France

Each student has a unique and individual experience on their Experiment program. The following essay is a single glimpse into a program from one student's perspective.

Consuelo Gonzales -- Southern France and Northern Spain -- From the Basque Country to Catalonia (FRHD)

Playing in my stereo right now is the French CD I bought just minutes before my fellow Experimenters and I were to board the plane that would return us to our anxious families in the US. Much to my mother's distaste, the music is somewhat loud, however I argue that it is crucial to this writing process-I close the door to my room, and return to the page in front of me: it's still blank.

For some reason my thoughts flash back to during the school year in French class, remembering the numerous instances when we would listen to certain French songs as a class. Looking back, I find it rather funny how I would hear the belted chorus sung by Edith Piaff, or Jean-Jacques Goldman, and yet I would leave class untouched by this brief experience and by the time I reached the end of the hall, though it is sad to admit, this sampling of culture was already forgotten. The indifference that I once felt when I heard these songs, I believe was caused by my lack of a connection with the French language. I could pinpoint key verbs and adjectives in each song, but it was a stretch to try to decode the song's meaning, thus instead of taking that extra step towards understanding a little more about the French language and culture, I opted for a somewhat distant relationship.

This provincial outlook was quickly reversed on day one of the Experiment, mainly because I was experiencing, not through a textbook or a copied handout, but first hand, what the culture and language were like. And it was the diverse people, the smell of a nearby boulangerie, the historic monuments-it all surrounded me as I had never imagined before, and in turn amounted to create such a positive energy that awakened my desire to want to absorb everything within sight. Being in this foreign environment, thousands of miles away from home, forced me to drop the distancing barrier, and welcome the infinite experiences the Experiment could afford me.

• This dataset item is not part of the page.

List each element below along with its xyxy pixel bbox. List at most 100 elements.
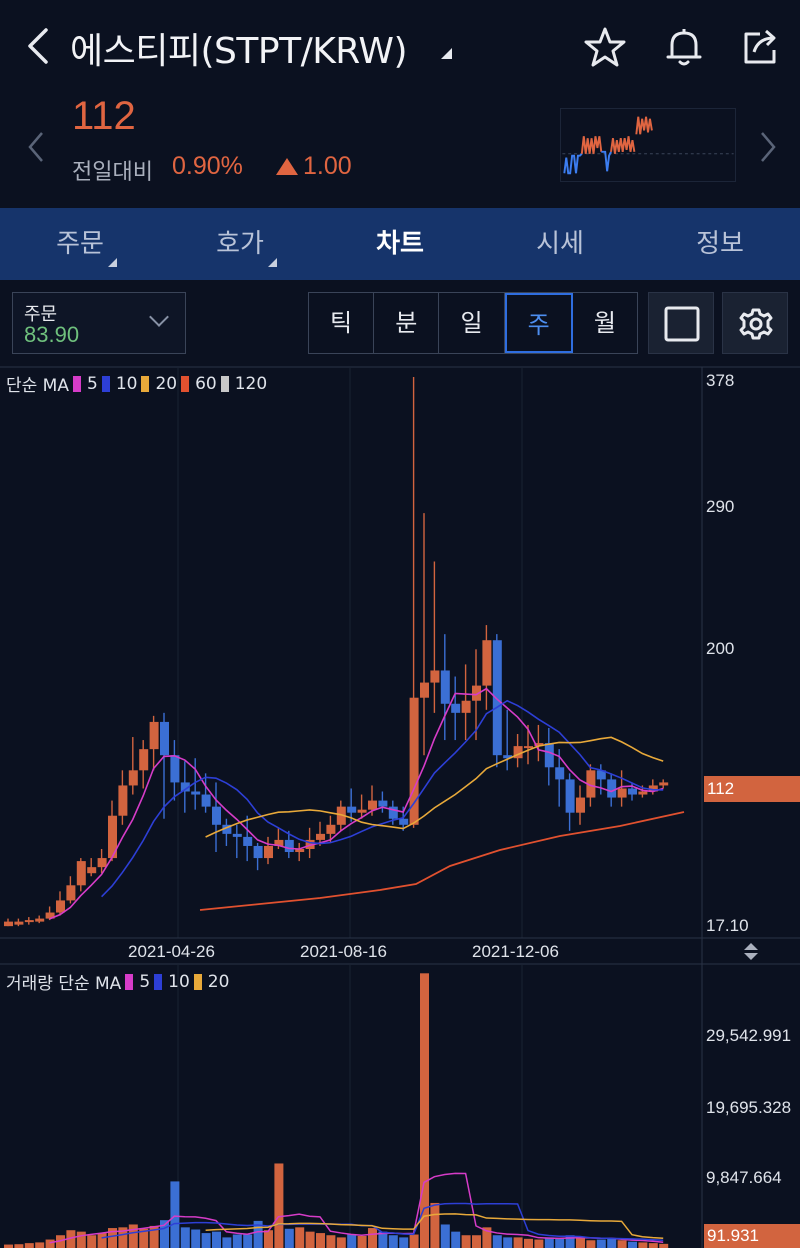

At the beginning of the Experiment, I remember how I had wondered how I would make it through a month in a foreign country, for I had never been away from home for that amount of a time. Yet once the trip was winding down, I yearned for another couple of weeks, for one month had gone by too fast. As the plane began to leave the ground, flying higher in the air and farther and farther away from France, dull pains tugged at my insides. I recognized these pains for I had experienced them at the beginning of the trip when I missed home, yet now that I look back, I can identify that these pains weren't for my home in the states, instead they were for my newfound home in Biarritz, France.

Every time I listen to the French CD that is playing in my stereo, my thoughts instantly go back to when I first met my host family. After exiting the train, I saw their smiling faces, and for some reason all the French I had learned had disappeared from my brain for several minutes. Yet my host family was so welcoming and accommodating, that it really didn't take too long for me to feel comfortable enough to speak, and quickly the fragmented French I knew came back to me. I didn't think it was possible to be touched so greatly by a group of individuals who don't even speak the same language as I do. Instantly, I became attached to them, for they welcomed me into their house and most importantly, into their family.

No matter how many times I listen to the CD that is presently playing, each time I am overtaken by a wave of nostalgia, and numerous snapshots of my trip cloud my thoughts, and for a while I just sit and reminisce. The countless experiences I encountered during this trip are memories that only I can claim ownership over, and have vowed to keep by my side for the rest of my life, for after this summer I became a new person. This program gave me the chance to experience the world by myself, and in turn gain new insight, ideas, and the feeling of belonging to a foreign culture, that now doesn't seem so foreign to me after all.